Nigel Farage
Photo: Reuters
Reform UK, the far-right party led by Farage, is no longer a flag-waving nuisance on the sidelines of British politics, writes European press. After slipping into Parliament last year, it has now won two mayoralties and seized control of ten councils across the UK, including, with a particular twist of symbolism, Durham, a place deeply embedded in the mythology of Labour’s past.
Durham was the first county council ever run by Labour, and the birthplace of the miners’ gala, a historic celebration of workers’ solidarity. Labour lost control there in 2021, but it wasn’t the Conservatives who tightened their grip this week. It was Reform — Farage’s engine — seizing the cradle of working-class political consciousness. He has since declared his party the “main opposition,” and the claim carries a certain coherence. Reform is not yet a party of government, but it has become the party of resentment, of rupture, of consequence.
It is tempting to cast this as a shock, to speak of a sudden lurch, a rogue current, but there’s nothing sudden about it. The conditions were laid carefully over decades: industries shuttered, communities dismantled, services stripped to the bone. The promise of something better replaced by the reality of nothing at all, and then anger. Reform didn’t invent that anger. They simply arrived at the right time, to cash in on an outstanding political debt accrued slowly, painfully, and without apology since the 1980s.
Like Durham, and countless other towns and cities now leaning towards Reform, Doncaster’s story is one of abandonment.
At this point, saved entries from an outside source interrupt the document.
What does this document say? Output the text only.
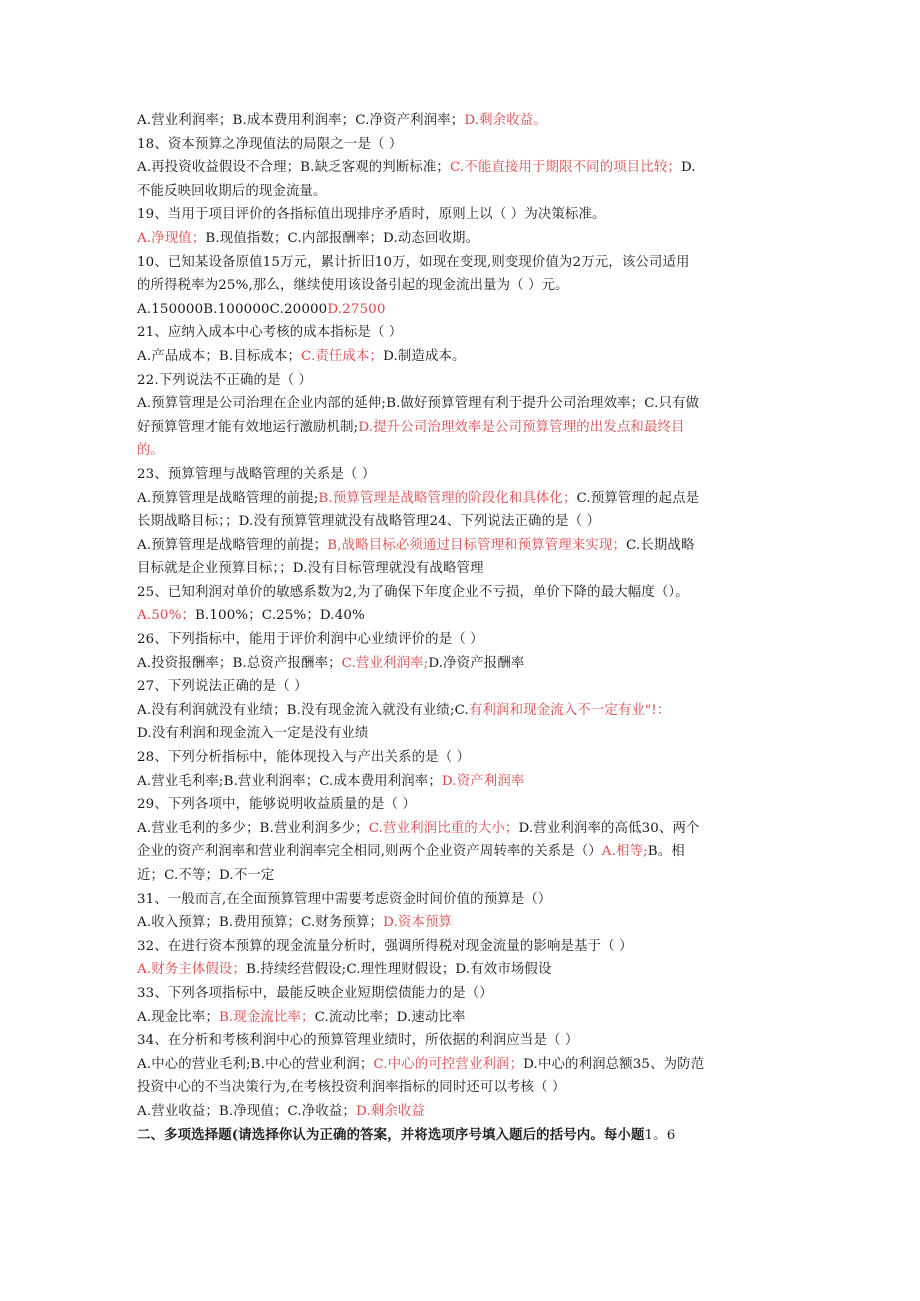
A.营业利润率；B.成本费用利润率；C.净资产利润率；D.剩余收益。
18、资本预算之净现值法的局限之一是（ ）
A.再投资收益假设不合理；B.缺乏客观的判断标准；C.不能直接用于期限不同的项目比较；D.
不能反映回收期后的现金流量。
19、当用于项目评价的各指标值出现排序矛盾时，原则上以（ ）为决策标准。
A.净现值；B.现值指数；C.内部报酬率；D.动态回收期。
10、已知某设备原值15万元，累计折旧10万，如现在变现,则变现价值为2万元，该公司适用
的所得税率为25%,那么，继续使用该设备引起的现金流出量为（ ）元。
A.150000B.100000C.20000D.27500
21、应纳入成本中心考核的成本指标是（ ）
A.产品成本；B.目标成本；C.责任成本；D.制造成本。
22.下列说法不正确的是（ ）
A.预算管理是公司治理在企业内部的延伸;B.做好预算管理有利于提升公司治理效率；C.只有做
好预算管理才能有效地运行激励机制;D.提升公司治理效率是公司预算管理的出发点和最终目
的。
23、预算管理与战略管理的关系是（ ）
A.预算管理是战略管理的前提;B.预算管理是战略管理的阶段化和具体化；C.预算管理的起点是
长期战略目标；；D.没有预算管理就没有战略管理24、下列说法正确的是（ ）
A.预算管理是战略管理的前提；B,战略目标必须通过目标管理和预算管理来实现；C.长期战略
目标就是企业预算目标；；D.没有目标管理就没有战略管理
25、已知利润对单价的敏感系数为2,为了确保下年度企业不亏损，单价下降的最大幅度（）。
A.50%；B.100%；C.25%；D.40%
26、下列指标中，能用于评价利润中心业绩评价的是（ ）
A.投资报酬率；B.总资产报酬率；C.营业利润率;D.净资产报酬率
27、下列说法正确的是（ ）
A.没有利润就没有业绩；B.没有现金流入就没有业绩;C.有利润和现金流入不一定有业"!：
D.没有利润和现金流入一定是没有业绩
28、下列分析指标中，能体现投入与产出关系的是（ ）
A.营业毛利率;B.营业利润率；C.成本费用利润率；D.资产利润率
29、下列各项中，能够说明收益质量的是（ ）
A.营业毛利的多少；B.营业利润多少；C.营业利润比重的大小；D.营业利润率的高低30、两个
企业的资产利润率和营业利润率完全相同,则两个企业资产周转率的关系是（）A.相等;B。相
近；C.不等；D.不一定
31、一般而言,在全面预算管理中需要考虑资金时间价值的预算是（）
A.收入预算；B.费用预算；C.财务预算；D.资本预算
32、在进行资本预算的现金流量分析时，强调所得税对现金流量的影响是基于（ ）
A.财务主体假设；B.持续经营假设;C.理性理财假设；D.有效市场假设
33、下列各项指标中，最能反映企业短期偿债能力的是（）
A.现金比率；B.现金流比率；C.流动比率；D.速动比率
34、在分析和考核利润中心的预算管理业绩时，所依据的利润应当是（ ）
A.中心的营业毛利;B.中心的营业利润；C.中心的可控营业利润；D.中心的利润总额35、为防范
投资中心的不当决策行为,在考核投资利润率指标的同时还可以考核（ ）
A.营业收益；B.净现值；C.净收益；D.剩余收益
二、多项选择题(请选择你认为正确的答案，并将选项序号填入题后的括号内。每小题1。6
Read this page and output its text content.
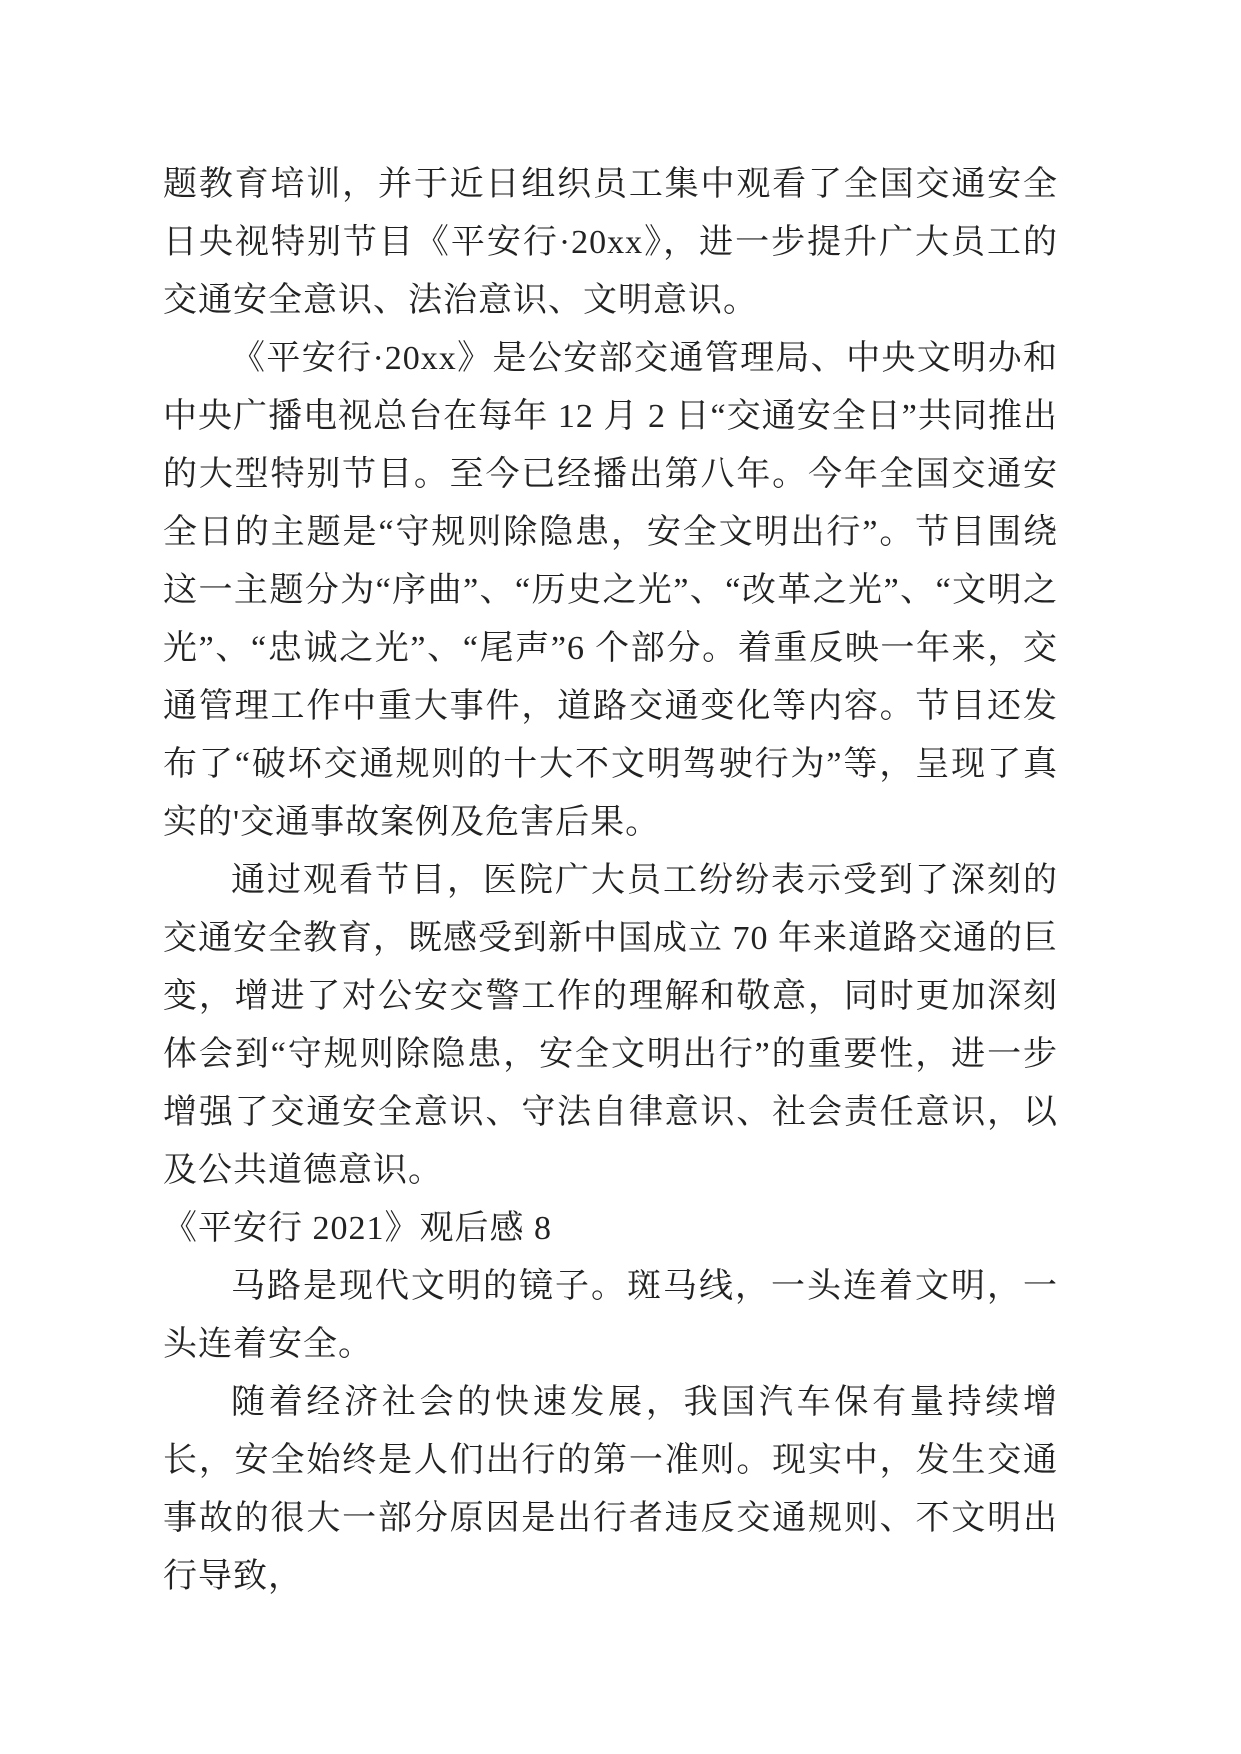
题教育培训，并于近日组织员工集中观看了全国交通安全日央视特别节目《平安行·20xx》，进一步提升广大员工的交通安全意识、法治意识、文明意识。

《平安行·20xx》是公安部交通管理局、中央文明办和中央广播电视总台在每年 12 月 2 日“交通安全日”共同推出的大型特别节目。至今已经播出第八年。今年全国交通安全日的主题是“守规则除隐患，安全文明出行”。节目围绕这一主题分为“序曲”、“历史之光”、“改革之光”、“文明之光”、“忠诚之光”、“尾声”6 个部分。着重反映一年来，交通管理工作中重大事件，道路交通变化等内容。节目还发布了“破坏交通规则的十大不文明驾驶行为”等，呈现了真实的'交通事故案例及危害后果。

通过观看节目，医院广大员工纷纷表示受到了深刻的交通安全教育，既感受到新中国成立 70 年来道路交通的巨变，增进了对公安交警工作的理解和敬意，同时更加深刻体会到“守规则除隐患，安全文明出行”的重要性，进一步增强了交通安全意识、守法自律意识、社会责任意识，以及公共道德意识。

《平安行 2021》观后感 8

马路是现代文明的镜子。斑马线，一头连着文明，一头连着安全。

随着经济社会的快速发展，我国汽车保有量持续增长，安全始终是人们出行的第一准则。现实中，发生交通事故的很大一部分原因是出行者违反交通规则、不文明出行导致，
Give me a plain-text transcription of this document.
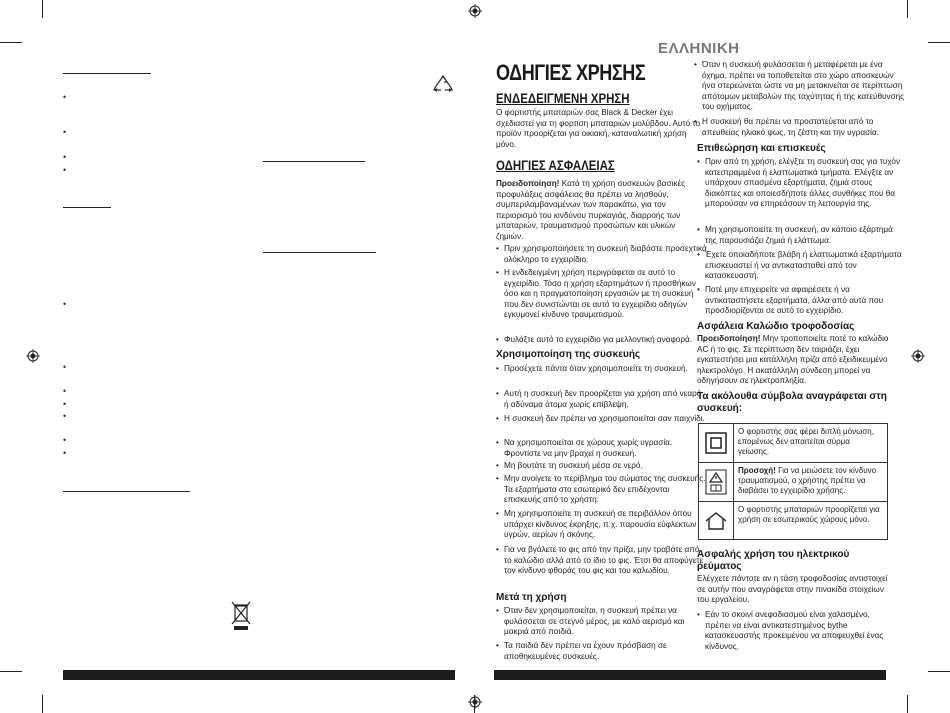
•
•
•
•
•
•
•
•
•
•
•
ΕΛΛΗΝΙΚΗ
ΟΔΗΓΙΕΣ ΧΡΗΣΗΣ
ΕΝΔΕΔΕΙΓΜΕΝΗ ΧΡΗΣΗ
Ο φορτιστής μπαταριών σας Black & Decker έχει σχεδιαστεί για τη φορτιση μπαταριών μολύβδου. Αυτό το προϊόν προορίζεται για οικιακή, καταναλωτική χρήση μόνο.
ΟΔΗΓΙΕΣ ΑΣΦΑΛΕΙΑΣ
Προειδοποίηση! Κατά τη χρήση συσκευών βασικές προφυλάξεις ασφάλειας θα πρέπει να λησθούν, συμπεριλαμβανομένων των παρακάτω, για τον περιορισμό του κινδύνου πυρκαγιάς, διαρροής των μπαταριών, τραυματισμού προσώπων και υλικών ζημιών.
• Πριν χρησιμοποιήσετε τη συσκευή διαβάστε προσεχτικά ολόκληρο το εγχειρίδιο.
• Η ενδεδειγμένη χρήση περιγράφεται σε αυτό το εγχειρίδιο. Τόσο η χρήση εξαρτημάτων ή προσθήκων όσο και η πραγματοποίηση εργασιών με τη συσκευή που δεν συνιστώνται σε αυτό το εγχειρίδιο οδηγών εγκυμονεί κίνδυνο τραυματισμού.
• Φυλάξτε αυτό το εγχειρίδιο για μελλοντική αναφορά.
Χρησιμοποίηση της συσκευής
• Προσέχετε πάντα όταν χρησιμοποιείτε τη συσκευή.
• Αυτή η συσκευή δεν προορίζεται για χρήση από νεαρά ή αδύναμα άτομα χωρίς επίβλεψη.
• Η συσκευή δεν πρέπει να χρησιμοποιείται σαν παιχνίδι.
• Να χρησιμοποιείται σε χώρους χωρίς υγρασία. Φροντίστε να μην βραχεί η συσκευή.
• Μη βουτάτε τη συσκευή μέσα σε νερό.
• Μην ανοίγετε το περίβλημα του σώματος της συσκευής. Τα εξαρτήματα στο εσωτερικό δεν επιδέχονται επισκευής από το χρήστη.
• Μη χρησιμοποιείτε τη συσκευή σε περιβάλλον όπου υπάρχει κίνδυνος έκρηξης, π.χ. παρουσία εύφλεκτων υγρών, αερίων ή σκόνης.
• Για να βγάλετε το φις από την πρίζα, μην τραβάτε από το καλώδιο αλλά από το ίδιο το φις. Έτσι θα αποφύγετε τον κίνδυνο φθοράς του φις και του καλωδίου.
Μετά τη χρήση
• Όταν δεν χρησιμοποιείται, η συσκευή πρέπει να φυλάσσεται σε στεγνό μέρος, με καλό αερισμό και μακριά από παιδιά.
• Τα παιδιά δεν πρέπει να έχουν πρόσβαση σε αποθηκευμένες συσκευές.
• Όταν η συσκευή φυλάσσεται ή μεταφέρεται με ένα όχημα, πρέπει να τοποθετείται στο χώρο αποσκευών ήνα στερεώνεται ώστε να μη μετακινείται σε περίπτωση απότομων μεταβολών της ταχύτητας ή της κατεύθυνσης του οχήματος.
• Η συσκευή θα πρέπει να προστατεύεται από το απευθείας ηλιακό φως, τη ζέστη και την υγρασία.
Επιθεώρηση και επισκευές
• Πριν από τη χρήση, ελέγξτε τη συσκευή σας για τυχόν κατεστραμμένα ή ελαττωματικά τμήματα. Ελέγξτε αν υπάρχουν σπασμένα εξαρτήματα, ζημιά στους διακόπτες και οποιεσδήποτε άλλες συνθήκες που θα μπορούσαν να επηρεάσουν τη λειτουργία της.
• Μη χρησιμοποιείτε τη συσκευή, αν κάποιο εξάρτημά της παρουσιάζει ζημιά ή ελάττωμα.
• Έχετε οποιαδήποτε βλάβη ή ελαττωματικά εξαρτήματα επισκευαστεί ή να αντικατασταθεί από τον κατασκευαστή.
• Ποτέ μην επιχειρείτε να αφαιρέσετε ή να αντικαταστήσετε εξαρτήματα, άλλα από αυτά που προσδιορίζονται σε αυτό το εγχειρίδιο.
Ασφάλεια Καλώδιο τροφοδοσίας
Προειδοποίηση! Μην τροποποιείτε ποτέ το καλώδιο AC ή το φις. Σε περίπτωση δεν ταιριάζει, έχει εγκατεστήσει μια κατάλληλη πρίζα από εξειδικευμένο ηλεκτρολόγο. Η ακατάλληλη σύνδεση μπορεί να οδηγήσουν σε ηλεκτροπληξία.
Τα ακόλουθα σύμβολα αναγράφεται στη συσκευή:
Ο φορτιστής σας φέρει διπλή μόνωση, επομένως δεν απαιτείται σύρμα γείωσης.
Προσοχή! Για να μειώσετε τον κίνδυνο τραυματισμού, ο χρήστης πρέπει να διαβάσει το εγχειρίδιο χρήσης.
Ο φορτιστής μπαταριών προορίζεται για χρήση σε εσωτερικούς χώρους μόνο.
Ασφαλής χρήση του ηλεκτρικού ρεύματος
Ελέγχετε πάντοτε αν η τάση τροφοδοσίας αντιστοιχεί σε αυτήν που αναγράφεται στην πινακίδα στοιχείων του εργαλείου.
• Εάν το σκοινί ανεφοδιασμού είναι χαλασμένο, πρέπει να είναι αντικατεστημένος bythe κατασκευαστής προκειμένου να αποφευχθεί ένας κίνδυνος.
These places once thrived on industry — coal, steel, railways — not simply as sources of income, but as cornerstones of identity. Work shaped community, and community shaped purpose. Then neoliberalism arrived, dressed in the language of modernisation and inevitability. In the 80’s, the mines were closed, public assets sold, unions dismantled. Investment, talent, and belief drained away. And what replaced it?
In Doncaster in the 90’s, it was replaced by a slow, visible unravelling: boarded-up high streets, rising violence, widespread addiction, prostitution, and a pervasive malaise that crept in like mould. You could feel it in the quiet of a once-bustling market, in the dusty stillness of empty shop fronts and in the way ambition was slowly sucked out.
There was no single collapse or headline moment. Just the cumulative effect of being overlooked, year after year. Decade after decade. Politics rarely arrived except to promise, and those promises rarely came with delivery dates. Eventually, though, what did arrive was a sense that no one was coming. And in that absence, people looked elsewhere or gave up on politics altogether.
For some, turning to Reform is less about belief than about absence. It’s a response to the growing sense that Labour and the Conservatives no longer speak to them, or for them.
What we’re witnessing now isn’t chaos. It’s the cost of looking away.